池浦市長のコメントの後半には、次のように記されている。
「なお、職員も一連の報道を知り自主的に返還を申し出ていただき、返納の手続きを完了したところであります」
これまで報じてきたように、福津市職員は「居酒屋」の飲み代が税金から支出されていることを、知らされていなかったとされている。
報道がなされて驚いたのは、市長と語る会「居酒屋編」に参加した当の職員たちだったことだろう。
市長が自腹で差額を支払ってくれているとばかり思っていたら、公金で処理されていたのである。
まともな神経の役人なら(これは、まずい)と思うはずだ。返納は当然だろう。
しかし、こうした事態を引き起こしたのは池浦市長自身ではないか?
問われるべきは、なぜ市職員に市長交際費による補助金支給の事実を告げていなかったか、ということである。
酔いも醒めて、何を食べたかも忘れたころになって、(飲み代に、税金使っていたから金を返せ)という状態に追い込まれた市職員には、気の毒と言うしかない。
市職員の「本音」を聞くために「税金」を使うことが「施策のひとつとして捉え」るという市トップの姿勢を、市民はどう見るだろうか。
そして、職員を税金で接待することが、「施策」と呼べるのだろうか?
市長の本音が最後の一行に集約されている。
「市民の、皆さまがたには、大変ご心配をおかけしましたことを、おことわり申し上げます」
市民にかけたのは、心配ではなく「迷惑」であろう。

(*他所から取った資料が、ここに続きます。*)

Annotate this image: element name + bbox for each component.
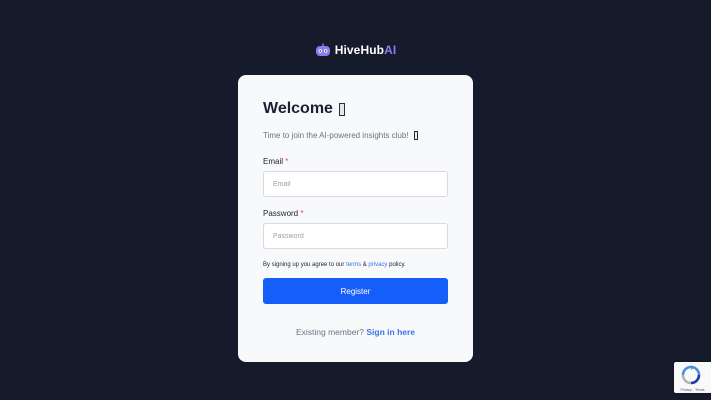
recaptcha-badge[interactable]: Privacy - Terms	[674, 362, 711, 393]
recaptcha-terms-link[interactable]: Terms	[695, 388, 705, 392]
signin-prompt: Existing member? Sign in here	[295, 327, 416, 337]
terms-link[interactable]: terms	[346, 262, 361, 268]
recaptcha-links: Privacy - Terms	[680, 388, 705, 392]
recaptcha-privacy-link[interactable]: Privacy	[680, 388, 691, 392]
privacy-link[interactable]: privacy	[368, 262, 387, 268]
terms-notice: By signing up you agree to our terms & p…	[263, 262, 406, 268]
signin-link[interactable]: Sign in here	[366, 327, 415, 337]
emoji-placeholder-glyph	[338, 102, 345, 116]
password-input[interactable]	[263, 223, 448, 249]
emoji-placeholder-glyph	[413, 131, 418, 140]
register-card: Welcome Time to join the AI-powered insi…	[238, 75, 473, 362]
robot-face-icon	[315, 43, 330, 56]
password-label: Password *	[263, 209, 304, 218]
required-mark: *	[285, 157, 289, 166]
brand-name-accent: AI	[384, 43, 397, 57]
brand-logo[interactable]: HiveHubAI	[0, 43, 711, 57]
page-title: Welcome	[263, 100, 333, 117]
brand-name: HiveHubAI	[334, 43, 397, 57]
recaptcha-icon	[681, 365, 701, 385]
register-button[interactable]: Register	[263, 278, 448, 304]
required-mark: *	[300, 209, 304, 218]
register-page: HiveHubAI Welcome Time to join the AI-po…	[0, 0, 711, 400]
email-input[interactable]	[263, 171, 448, 197]
email-label: Email *	[263, 157, 289, 166]
page-subtitle: Time to join the AI-powered insights clu…	[263, 131, 409, 140]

区長の観光旅行も、職員への居酒屋接待も、税金によるご機嫌取り、不適切極まりない支出である。
つまり、市民の税金を、本来の趣旨から逸脱し、市長決済で使いまわしただけの事なのである。
市民にとっては、貴重な税金を無駄にされたのだから、迷惑を通り越して「被害」と表現しても良かろう。
事の本質を十分理解した上での、まず心からのお詫びこそ求められていたはずだ。
池浦市長のコメントは、残念で片付けられるほど小さなことではない。
本社に寄せられる市民の声は、「まだ隠されたことがあるはず」「徹底的に膿を出すべき」といったものも含まれている。
そうした福津市民の怒りの声に応えるべく、取材は、現在も続いている。